Former OSSTF Toronto President Leslie Wolfe referred to the protests as a "pivotal moment" for issues surrounding education funding and governance in Ontario, noting that "it is not hyperbole to suggest that today’s education union political activism was born of the Harris Tory time in power, and his government's determination to vilify publicly funded education and its teachers." Former OTF president Eileen Lennon attributed the protest's failure to an inability by the union to plan an exit strategy, writing in a commemoration of the 10th anniversary of the protests that "by the end of the second week of the protest, it was clear that the government was going to ram the legislation through. They were not going to make any substantial amendments or withdraw it."

Douglas Nesbitt of the University of Manitoba argues that the failure of the protests can be owed to an ideological split among leaders of the teachers' unions between those who opposed the Days of Action and wished to focus on electoral efforts to support the Ontario New Democratic Party (NDP), and those who supported the Days of Action and opposed the NDP following the party's shift to austerity policies under premier Bob Rae.
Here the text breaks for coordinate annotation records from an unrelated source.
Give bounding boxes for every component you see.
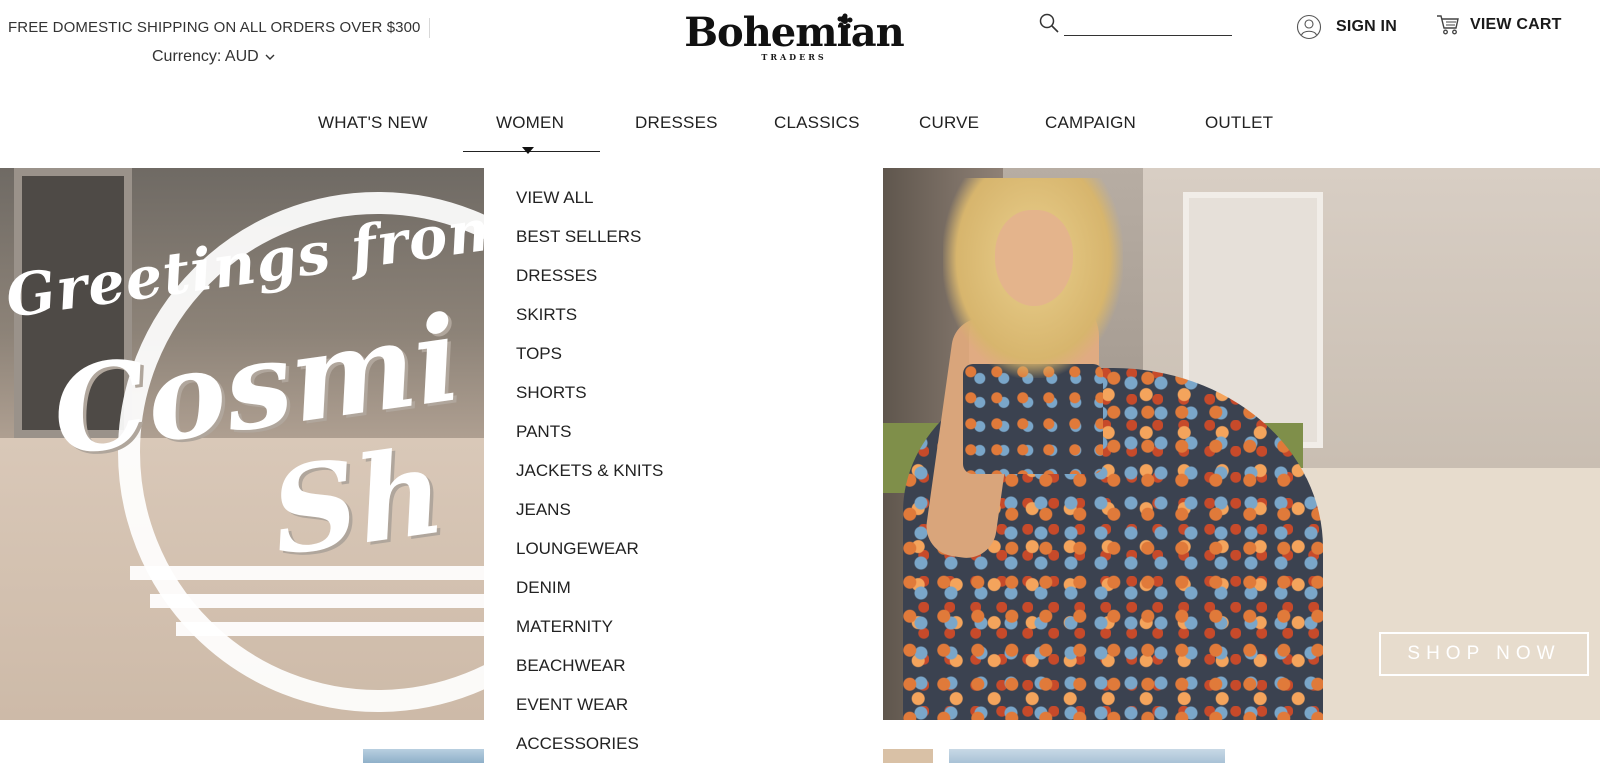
currency-label: Currency: AUD	[152, 48, 259, 65]
dropdown-item-maternity[interactable]: MATERNITY	[516, 615, 663, 654]
nav-item-whats-new[interactable]: WHAT'S NEW	[318, 112, 428, 134]
dropdown-item-view-all[interactable]: VIEW ALL	[516, 186, 663, 225]
site-logo[interactable]: Bohemian TRADERS	[678, 10, 910, 74]
dropdown-item-loungewear[interactable]: LOUNGEWEAR	[516, 537, 663, 576]
shop-now-button[interactable]: SHOP NOW	[1379, 632, 1589, 676]
cart-icon	[1437, 15, 1459, 35]
nav-item-dresses[interactable]: DRESSES	[635, 112, 718, 134]
product-thumbnail[interactable]	[949, 749, 1225, 763]
view-cart-label: VIEW CART	[1470, 16, 1562, 33]
main-nav: WHAT'S NEW WOMEN DRESSES CLASSICS CURVE …	[0, 112, 1600, 152]
dropdown-item-dresses[interactable]: DRESSES	[516, 264, 663, 303]
dropdown-item-beachwear[interactable]: BEACHWEAR	[516, 654, 663, 693]
search-bar[interactable]	[1038, 10, 1233, 36]
logo-flower-icon	[837, 13, 853, 29]
dropdown-item-skirts[interactable]: SKIRTS	[516, 303, 663, 342]
nav-caret-icon	[522, 147, 534, 154]
model-bodice	[963, 364, 1103, 474]
hero-headline-line3: Sh	[263, 420, 452, 583]
chevron-down-icon	[265, 54, 275, 60]
nav-item-outlet[interactable]: OUTLET	[1205, 112, 1273, 134]
nav-item-women[interactable]: WOMEN	[496, 112, 564, 134]
model-face	[995, 210, 1073, 306]
women-dropdown-menu: VIEW ALL BEST SELLERS DRESSES SKIRTS TOP…	[484, 168, 883, 763]
dropdown-item-pants[interactable]: PANTS	[516, 420, 663, 459]
currency-selector[interactable]: Currency: AUD	[152, 47, 275, 67]
product-thumbnail[interactable]	[883, 749, 933, 763]
product-thumbnail[interactable]	[363, 749, 484, 763]
nav-item-campaign[interactable]: CAMPAIGN	[1045, 112, 1136, 134]
promo-banner: FREE DOMESTIC SHIPPING ON ALL ORDERS OVE…	[8, 18, 430, 38]
dropdown-item-shorts[interactable]: SHORTS	[516, 381, 663, 420]
nav-item-classics[interactable]: CLASSICS	[774, 112, 860, 134]
dropdown-item-jackets-knits[interactable]: JACKETS & KNITS	[516, 459, 663, 498]
sign-in-label: SIGN IN	[1336, 18, 1397, 35]
nav-item-curve[interactable]: CURVE	[919, 112, 979, 134]
logo-brand-text: Bohemian	[684, 9, 905, 56]
dropdown-item-jeans[interactable]: JEANS	[516, 498, 663, 537]
page: FREE DOMESTIC SHIPPING ON ALL ORDERS OVE…	[0, 0, 1600, 763]
dropdown-item-accessories[interactable]: ACCESSORIES	[516, 732, 663, 763]
hero-banner-left[interactable]: Greetings from Cosmi Sh	[0, 168, 484, 720]
sign-in-link[interactable]: SIGN IN	[1296, 14, 1397, 40]
dropdown-list: VIEW ALL BEST SELLERS DRESSES SKIRTS TOP…	[516, 186, 663, 763]
stripe-graphic	[150, 594, 484, 608]
view-cart-link[interactable]: VIEW CART	[1436, 14, 1562, 36]
dropdown-item-tops[interactable]: TOPS	[516, 342, 663, 381]
stripe-graphic	[176, 622, 484, 636]
search-icon[interactable]	[1038, 12, 1060, 34]
search-input[interactable]	[1064, 16, 1232, 36]
dropdown-item-denim[interactable]: DENIM	[516, 576, 663, 615]
user-icon	[1296, 14, 1322, 40]
dropdown-item-best-sellers[interactable]: BEST SELLERS	[516, 225, 663, 264]
dropdown-item-event-wear[interactable]: EVENT WEAR	[516, 693, 663, 732]
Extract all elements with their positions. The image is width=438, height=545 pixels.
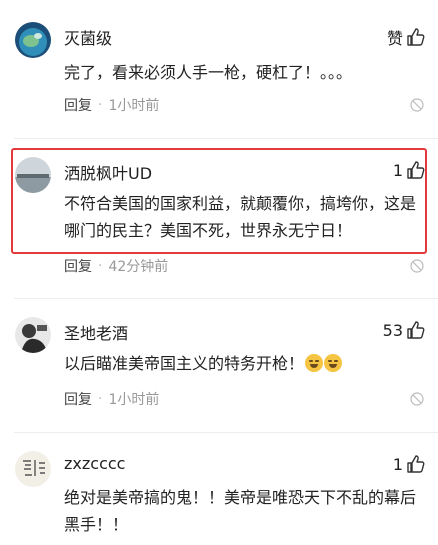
username[interactable]: 圣地老酒 — [64, 320, 128, 344]
separator: · — [98, 391, 103, 407]
divider — [14, 432, 438, 433]
comment-meta: 回复 · 1小时前 — [64, 389, 159, 409]
report-icon[interactable] — [410, 392, 424, 406]
reply-button[interactable]: 回复 — [64, 256, 92, 276]
like-button[interactable]: 赞 — [387, 25, 426, 49]
divider — [14, 298, 438, 299]
separator: · — [98, 97, 103, 113]
comment-text: 以后瞄准美帝国主义的特务开枪！ — [64, 350, 420, 377]
avatar[interactable] — [15, 22, 51, 58]
timestamp: 1小时前 — [108, 98, 160, 114]
comment-text: 不符合美国的国家利益，就颠覆你，搞垮你，这是哪门的民主？美国不死，世界永无宁日！ — [64, 194, 417, 240]
username[interactable]: 灭菌级 — [64, 25, 112, 49]
thumbs-up-icon — [407, 161, 425, 179]
timestamp: 42分钟前 — [108, 259, 169, 275]
laughing-emoji-icon — [305, 354, 324, 372]
thumbs-up-icon — [407, 321, 425, 339]
like-button[interactable]: 1 — [393, 160, 426, 180]
comment-text: 绝对是美帝搞的鬼！！美帝是唯恐天下不乱的幕后黑手！！ — [64, 488, 417, 534]
reply-button[interactable]: 回复 — [64, 389, 92, 409]
thumbs-up-icon — [407, 455, 425, 473]
report-icon[interactable] — [410, 259, 424, 273]
comment-meta: 回复 · 1小时前 — [64, 95, 159, 115]
username[interactable]: 洒脱枫叶UD — [64, 160, 152, 184]
username[interactable]: zxzcccc — [64, 454, 125, 473]
like-count: 1 — [392, 160, 403, 180]
report-icon[interactable] — [410, 98, 424, 112]
avatar[interactable] — [15, 451, 51, 487]
comment-text: 完了，看来必须人手一枪，硬杠了！。。。 — [64, 63, 353, 82]
comment-meta: 回复 · 42分钟前 — [64, 256, 168, 276]
like-count: 1 — [392, 454, 403, 474]
like-button[interactable]: 1 — [393, 454, 426, 474]
separator: · — [98, 258, 103, 274]
like-count: 赞 — [386, 29, 403, 48]
avatar[interactable] — [15, 157, 51, 193]
laughing-emoji-icon — [324, 354, 343, 372]
reply-button[interactable]: 回复 — [64, 95, 92, 115]
thumbs-up-icon — [407, 28, 425, 46]
timestamp: 1小时前 — [108, 392, 160, 408]
like-button[interactable]: 53 — [383, 320, 426, 340]
comment-text-body: 以后瞄准美帝国主义的特务开枪！ — [64, 354, 305, 373]
like-count: 53 — [382, 320, 403, 340]
avatar[interactable] — [15, 317, 51, 353]
divider — [14, 138, 438, 139]
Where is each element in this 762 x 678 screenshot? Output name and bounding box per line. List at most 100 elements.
This factionalism among union leadership, Nesbitt argues, resulted in an unwillingness to escalate the scale of demonstrations; he notes that in the wake of the strike's failure, organized labour in Ontario retreated from extra-political action to pursue a strategy of electoralism. Alan Sears of Ryerson University (now Toronto Metropolitan University) similarly argues that the 1997 strike "represented the end point of a longer term mobilization dating back to the Social Contract" passed by the NDP, and that the failure of the strike combined with the end of the Days of Action campaign "took much of the wind out of the sails of the opposition on the education front".

During and after the strike, the parents' group People for Education organized an awareness ribbon campaign, with supporters of the teachers encouraged to wear apple green-coloured ribbons. The 1997 strike is frequently invoked by media during coverage of subsequent labour disputes between the Ontario government and teachers' unions, such as during the rotating teachers' strikes of 2012, 2019, and 2020.